The firm, based at NetPark, in Sedgefield, County Durham, unveiled the plans after revealing year-on-year revenues lifted 122 per cent to £5.9m for the year to April 30.

The company is best known for pioneering an airport scanner that can identify liquids in bottles, including explosives, alcohol and narcotics, without opening them, in less than 20 seconds.

It also develops and makes specialist technology for the medical and nuclear markets.

The firm, which also has operations in Germany and the US, company employs about 110 people around the world.

However, Dr Arnab Basu, chief executive, says it is committed to strengthening its North-East base, including a £1.5m investment to install 24 furnaces to make cadmium zinc telluride crystals for use in its products, and more sales and marketing work to lead its growth.

He told The Northern Echo: “We are in a strong cash position and have no debt on the balance sheet.

“We have made some strong improvements and remain very committed to our research and development with 28 new patents.

“We are expanding in Sedgefield, and over the next five years will look to create another 90 jobs.

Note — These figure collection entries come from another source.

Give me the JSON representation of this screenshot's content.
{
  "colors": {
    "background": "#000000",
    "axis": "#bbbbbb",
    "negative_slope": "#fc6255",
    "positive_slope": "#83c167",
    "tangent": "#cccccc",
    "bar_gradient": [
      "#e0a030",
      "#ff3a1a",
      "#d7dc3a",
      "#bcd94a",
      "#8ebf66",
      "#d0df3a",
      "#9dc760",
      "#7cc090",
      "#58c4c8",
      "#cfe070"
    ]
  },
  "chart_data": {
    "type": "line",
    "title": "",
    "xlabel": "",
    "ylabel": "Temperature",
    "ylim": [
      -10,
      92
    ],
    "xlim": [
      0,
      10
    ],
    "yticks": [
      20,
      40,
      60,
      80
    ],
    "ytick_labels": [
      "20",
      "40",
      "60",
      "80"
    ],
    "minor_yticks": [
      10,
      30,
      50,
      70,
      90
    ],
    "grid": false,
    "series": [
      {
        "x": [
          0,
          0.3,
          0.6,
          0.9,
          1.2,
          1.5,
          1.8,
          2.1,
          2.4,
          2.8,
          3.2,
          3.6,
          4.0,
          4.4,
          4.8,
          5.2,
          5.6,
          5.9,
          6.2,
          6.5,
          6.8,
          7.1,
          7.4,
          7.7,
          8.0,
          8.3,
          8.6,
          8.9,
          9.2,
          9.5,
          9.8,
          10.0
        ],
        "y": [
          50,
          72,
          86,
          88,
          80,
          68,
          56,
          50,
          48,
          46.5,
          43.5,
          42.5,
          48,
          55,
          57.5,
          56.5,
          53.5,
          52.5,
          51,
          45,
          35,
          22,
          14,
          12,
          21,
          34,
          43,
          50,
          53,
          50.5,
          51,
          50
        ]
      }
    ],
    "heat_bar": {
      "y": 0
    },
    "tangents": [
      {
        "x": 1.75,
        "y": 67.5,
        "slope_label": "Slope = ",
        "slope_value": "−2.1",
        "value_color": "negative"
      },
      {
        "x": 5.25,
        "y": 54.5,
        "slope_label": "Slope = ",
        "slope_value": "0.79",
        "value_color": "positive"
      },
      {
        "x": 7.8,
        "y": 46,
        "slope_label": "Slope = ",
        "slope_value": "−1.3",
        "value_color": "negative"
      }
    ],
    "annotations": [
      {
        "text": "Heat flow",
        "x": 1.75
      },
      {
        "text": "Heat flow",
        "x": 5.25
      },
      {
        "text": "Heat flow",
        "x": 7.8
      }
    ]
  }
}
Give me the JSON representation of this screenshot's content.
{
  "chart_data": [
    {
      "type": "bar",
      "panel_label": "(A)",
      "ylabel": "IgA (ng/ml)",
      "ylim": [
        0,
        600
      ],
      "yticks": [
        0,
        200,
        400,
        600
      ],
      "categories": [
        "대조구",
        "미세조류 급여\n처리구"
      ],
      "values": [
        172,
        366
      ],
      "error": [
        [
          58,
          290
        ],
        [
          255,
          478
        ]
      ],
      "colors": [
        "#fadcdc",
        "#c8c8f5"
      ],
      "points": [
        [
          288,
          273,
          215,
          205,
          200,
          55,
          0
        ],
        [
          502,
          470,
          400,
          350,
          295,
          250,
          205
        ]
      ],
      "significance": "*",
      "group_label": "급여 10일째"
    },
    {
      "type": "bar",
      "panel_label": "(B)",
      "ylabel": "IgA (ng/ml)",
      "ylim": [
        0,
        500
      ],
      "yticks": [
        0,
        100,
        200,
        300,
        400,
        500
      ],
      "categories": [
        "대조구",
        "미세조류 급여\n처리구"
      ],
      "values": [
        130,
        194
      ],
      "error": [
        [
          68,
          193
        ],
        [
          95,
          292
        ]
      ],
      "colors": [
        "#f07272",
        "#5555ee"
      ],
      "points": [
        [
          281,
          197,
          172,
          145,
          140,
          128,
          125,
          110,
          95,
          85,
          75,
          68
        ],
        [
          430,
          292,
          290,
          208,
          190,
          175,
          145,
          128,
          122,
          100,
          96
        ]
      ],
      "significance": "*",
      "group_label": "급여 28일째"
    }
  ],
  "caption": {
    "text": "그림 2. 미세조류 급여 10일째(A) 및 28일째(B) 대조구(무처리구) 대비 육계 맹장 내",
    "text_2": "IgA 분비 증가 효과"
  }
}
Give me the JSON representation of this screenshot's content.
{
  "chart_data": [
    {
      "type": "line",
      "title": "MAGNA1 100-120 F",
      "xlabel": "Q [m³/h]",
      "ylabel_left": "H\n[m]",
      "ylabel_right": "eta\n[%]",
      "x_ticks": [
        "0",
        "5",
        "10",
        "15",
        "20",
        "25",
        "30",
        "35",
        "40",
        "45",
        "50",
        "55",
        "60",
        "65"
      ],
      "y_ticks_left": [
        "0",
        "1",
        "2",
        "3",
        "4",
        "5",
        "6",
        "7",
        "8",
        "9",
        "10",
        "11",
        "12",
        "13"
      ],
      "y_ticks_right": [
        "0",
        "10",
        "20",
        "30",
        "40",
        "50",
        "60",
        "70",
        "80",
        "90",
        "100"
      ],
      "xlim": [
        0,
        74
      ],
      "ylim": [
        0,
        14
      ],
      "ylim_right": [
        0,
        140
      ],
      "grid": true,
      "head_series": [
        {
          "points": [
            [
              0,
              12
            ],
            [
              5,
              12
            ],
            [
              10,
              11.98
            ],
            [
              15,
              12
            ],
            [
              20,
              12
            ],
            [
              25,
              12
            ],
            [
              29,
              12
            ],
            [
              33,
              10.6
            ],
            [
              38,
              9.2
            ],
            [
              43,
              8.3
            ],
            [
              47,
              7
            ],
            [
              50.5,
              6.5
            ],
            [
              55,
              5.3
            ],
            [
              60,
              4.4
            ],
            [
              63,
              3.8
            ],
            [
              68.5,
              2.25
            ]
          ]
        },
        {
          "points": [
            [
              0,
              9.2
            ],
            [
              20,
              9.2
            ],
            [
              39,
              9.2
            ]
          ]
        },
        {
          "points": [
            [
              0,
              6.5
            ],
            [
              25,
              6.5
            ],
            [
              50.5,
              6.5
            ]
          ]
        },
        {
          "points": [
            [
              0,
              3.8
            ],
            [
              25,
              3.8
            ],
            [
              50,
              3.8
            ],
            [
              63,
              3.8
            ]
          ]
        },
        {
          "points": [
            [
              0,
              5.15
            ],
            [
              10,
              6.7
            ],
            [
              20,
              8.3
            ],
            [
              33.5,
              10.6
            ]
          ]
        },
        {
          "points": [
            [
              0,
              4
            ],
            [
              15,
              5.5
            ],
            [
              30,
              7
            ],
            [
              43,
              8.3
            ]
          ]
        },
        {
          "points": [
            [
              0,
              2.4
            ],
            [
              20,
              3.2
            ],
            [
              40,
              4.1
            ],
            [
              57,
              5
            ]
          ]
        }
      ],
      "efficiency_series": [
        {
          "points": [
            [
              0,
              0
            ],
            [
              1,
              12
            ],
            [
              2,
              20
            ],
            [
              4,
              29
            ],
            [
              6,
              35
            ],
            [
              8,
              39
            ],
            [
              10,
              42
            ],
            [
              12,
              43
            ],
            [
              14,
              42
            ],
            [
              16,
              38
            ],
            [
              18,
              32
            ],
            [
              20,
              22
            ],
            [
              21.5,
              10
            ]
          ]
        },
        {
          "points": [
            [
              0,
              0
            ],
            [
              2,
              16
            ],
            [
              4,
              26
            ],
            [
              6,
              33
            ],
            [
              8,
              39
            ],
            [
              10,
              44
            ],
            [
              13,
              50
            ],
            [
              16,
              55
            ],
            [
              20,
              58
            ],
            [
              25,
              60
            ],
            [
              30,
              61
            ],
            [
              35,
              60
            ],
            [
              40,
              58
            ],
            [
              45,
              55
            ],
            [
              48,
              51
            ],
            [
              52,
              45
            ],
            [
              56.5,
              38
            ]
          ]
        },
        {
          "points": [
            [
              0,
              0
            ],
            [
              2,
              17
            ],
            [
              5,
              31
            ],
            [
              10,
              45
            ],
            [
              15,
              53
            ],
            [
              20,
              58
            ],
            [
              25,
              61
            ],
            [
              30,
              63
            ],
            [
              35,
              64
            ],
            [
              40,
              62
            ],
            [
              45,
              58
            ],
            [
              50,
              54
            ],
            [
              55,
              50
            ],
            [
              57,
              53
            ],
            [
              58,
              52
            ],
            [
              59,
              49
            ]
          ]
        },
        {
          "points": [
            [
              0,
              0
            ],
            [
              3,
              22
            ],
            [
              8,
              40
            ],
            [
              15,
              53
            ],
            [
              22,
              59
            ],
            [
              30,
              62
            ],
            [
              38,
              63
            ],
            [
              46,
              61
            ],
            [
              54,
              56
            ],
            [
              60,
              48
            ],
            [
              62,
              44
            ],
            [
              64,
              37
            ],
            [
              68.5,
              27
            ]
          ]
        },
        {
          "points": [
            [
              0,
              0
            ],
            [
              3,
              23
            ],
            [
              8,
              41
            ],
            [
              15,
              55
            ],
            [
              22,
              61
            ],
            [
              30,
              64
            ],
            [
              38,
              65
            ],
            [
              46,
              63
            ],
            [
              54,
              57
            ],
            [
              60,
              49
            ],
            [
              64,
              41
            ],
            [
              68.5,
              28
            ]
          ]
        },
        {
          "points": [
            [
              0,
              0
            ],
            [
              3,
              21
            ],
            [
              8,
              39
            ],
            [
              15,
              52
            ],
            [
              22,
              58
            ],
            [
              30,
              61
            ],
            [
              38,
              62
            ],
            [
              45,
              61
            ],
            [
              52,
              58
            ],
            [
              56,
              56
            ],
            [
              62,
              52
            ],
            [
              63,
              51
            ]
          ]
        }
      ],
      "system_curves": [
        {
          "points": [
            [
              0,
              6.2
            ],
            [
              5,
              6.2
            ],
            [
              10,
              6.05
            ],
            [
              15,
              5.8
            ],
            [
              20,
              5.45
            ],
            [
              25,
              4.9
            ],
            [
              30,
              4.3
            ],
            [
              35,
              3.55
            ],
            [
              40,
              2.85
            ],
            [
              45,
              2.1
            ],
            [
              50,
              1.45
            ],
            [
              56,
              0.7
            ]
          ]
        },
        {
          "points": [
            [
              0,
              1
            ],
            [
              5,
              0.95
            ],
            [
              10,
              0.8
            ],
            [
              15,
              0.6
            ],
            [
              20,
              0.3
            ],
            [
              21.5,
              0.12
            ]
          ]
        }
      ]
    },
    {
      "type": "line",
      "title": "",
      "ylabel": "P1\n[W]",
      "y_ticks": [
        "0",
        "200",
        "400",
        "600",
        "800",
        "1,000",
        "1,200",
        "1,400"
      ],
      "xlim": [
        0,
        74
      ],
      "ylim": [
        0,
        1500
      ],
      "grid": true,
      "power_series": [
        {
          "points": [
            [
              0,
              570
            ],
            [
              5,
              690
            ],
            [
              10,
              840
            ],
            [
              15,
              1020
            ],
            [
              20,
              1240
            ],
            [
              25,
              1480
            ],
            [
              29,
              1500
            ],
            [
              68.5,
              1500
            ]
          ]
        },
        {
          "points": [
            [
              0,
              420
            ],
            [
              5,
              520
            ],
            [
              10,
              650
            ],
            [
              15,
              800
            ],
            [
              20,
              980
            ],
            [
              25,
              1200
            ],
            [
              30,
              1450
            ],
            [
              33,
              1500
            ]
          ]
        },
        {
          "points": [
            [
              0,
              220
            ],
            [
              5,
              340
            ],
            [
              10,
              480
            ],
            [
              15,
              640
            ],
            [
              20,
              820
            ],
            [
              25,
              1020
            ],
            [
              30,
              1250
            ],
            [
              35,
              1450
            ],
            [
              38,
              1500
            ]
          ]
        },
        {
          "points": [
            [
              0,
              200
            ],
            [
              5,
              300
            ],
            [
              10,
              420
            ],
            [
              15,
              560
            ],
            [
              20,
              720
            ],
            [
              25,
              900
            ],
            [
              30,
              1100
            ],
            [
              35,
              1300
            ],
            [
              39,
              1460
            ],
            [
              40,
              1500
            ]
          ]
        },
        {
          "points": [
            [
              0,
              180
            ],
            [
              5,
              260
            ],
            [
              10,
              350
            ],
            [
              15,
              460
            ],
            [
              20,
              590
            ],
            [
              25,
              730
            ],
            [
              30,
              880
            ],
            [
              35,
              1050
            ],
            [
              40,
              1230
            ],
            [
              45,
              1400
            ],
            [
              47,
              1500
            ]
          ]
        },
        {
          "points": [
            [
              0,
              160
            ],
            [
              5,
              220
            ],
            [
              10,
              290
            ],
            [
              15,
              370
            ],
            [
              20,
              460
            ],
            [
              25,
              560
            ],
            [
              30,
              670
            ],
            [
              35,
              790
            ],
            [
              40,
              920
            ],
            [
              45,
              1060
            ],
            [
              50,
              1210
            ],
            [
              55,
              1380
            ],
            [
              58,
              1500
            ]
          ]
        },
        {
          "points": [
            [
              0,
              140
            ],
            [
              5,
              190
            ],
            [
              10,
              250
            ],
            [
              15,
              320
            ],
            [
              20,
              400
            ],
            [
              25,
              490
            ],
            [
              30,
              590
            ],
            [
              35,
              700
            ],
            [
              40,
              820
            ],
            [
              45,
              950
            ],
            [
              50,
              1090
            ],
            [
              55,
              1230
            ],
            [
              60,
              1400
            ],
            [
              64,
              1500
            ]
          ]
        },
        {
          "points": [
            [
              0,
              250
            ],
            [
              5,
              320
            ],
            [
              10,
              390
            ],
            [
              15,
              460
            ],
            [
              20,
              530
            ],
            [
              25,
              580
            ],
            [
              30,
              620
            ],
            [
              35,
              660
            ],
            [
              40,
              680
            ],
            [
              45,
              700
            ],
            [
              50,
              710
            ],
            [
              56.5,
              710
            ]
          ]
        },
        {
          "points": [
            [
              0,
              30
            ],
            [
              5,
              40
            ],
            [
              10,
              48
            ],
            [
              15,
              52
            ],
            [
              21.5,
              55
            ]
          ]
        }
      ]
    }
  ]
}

“We have reported a number of new contracts and are continuing to convert a strong pipeline with the order book at an all-time high.

“We are in a positive position and moving in the right direction”, added Dr Basu, who was recognised in the New Year Honours list with an MBE for services to regional development and international trade.

The company, which started as a two-man spin-out from Durham University’s physics department in 2003, also saw UK sales grow 18 per cent in the period, with US sales lifting nearly 228 per cent in the year.

Dr Basu added: “The group is well placed, not only to continue to win new contracts, but also to service the growing demand for our technologies and achieve our ambition of becoming the radiation detection specialists of choice in our chosen markets.”

Earlier this year, Kromek, which last October raised £15m from a flotation on the AIM stock exchange, was forced to issue a profits warning after being hit by delayed orders from the UK and US governments, the Japanese nuclear detection products market and for large orders in the medical and security markets.

However, just days after the announcement, it signed a contract worth up to £95m with a manufacturer of x-ray diagnostics and analysis equipment in China.

The contract grants the manufacturer preferential rights for the supply of Kromek innovative cadmium zinc telluride detector.

It has also since won a deal worth almost £1m to support US homeland security on high sensitivity radiation detectors and a £360,000 contract to send bottle scanners to airports in Asia.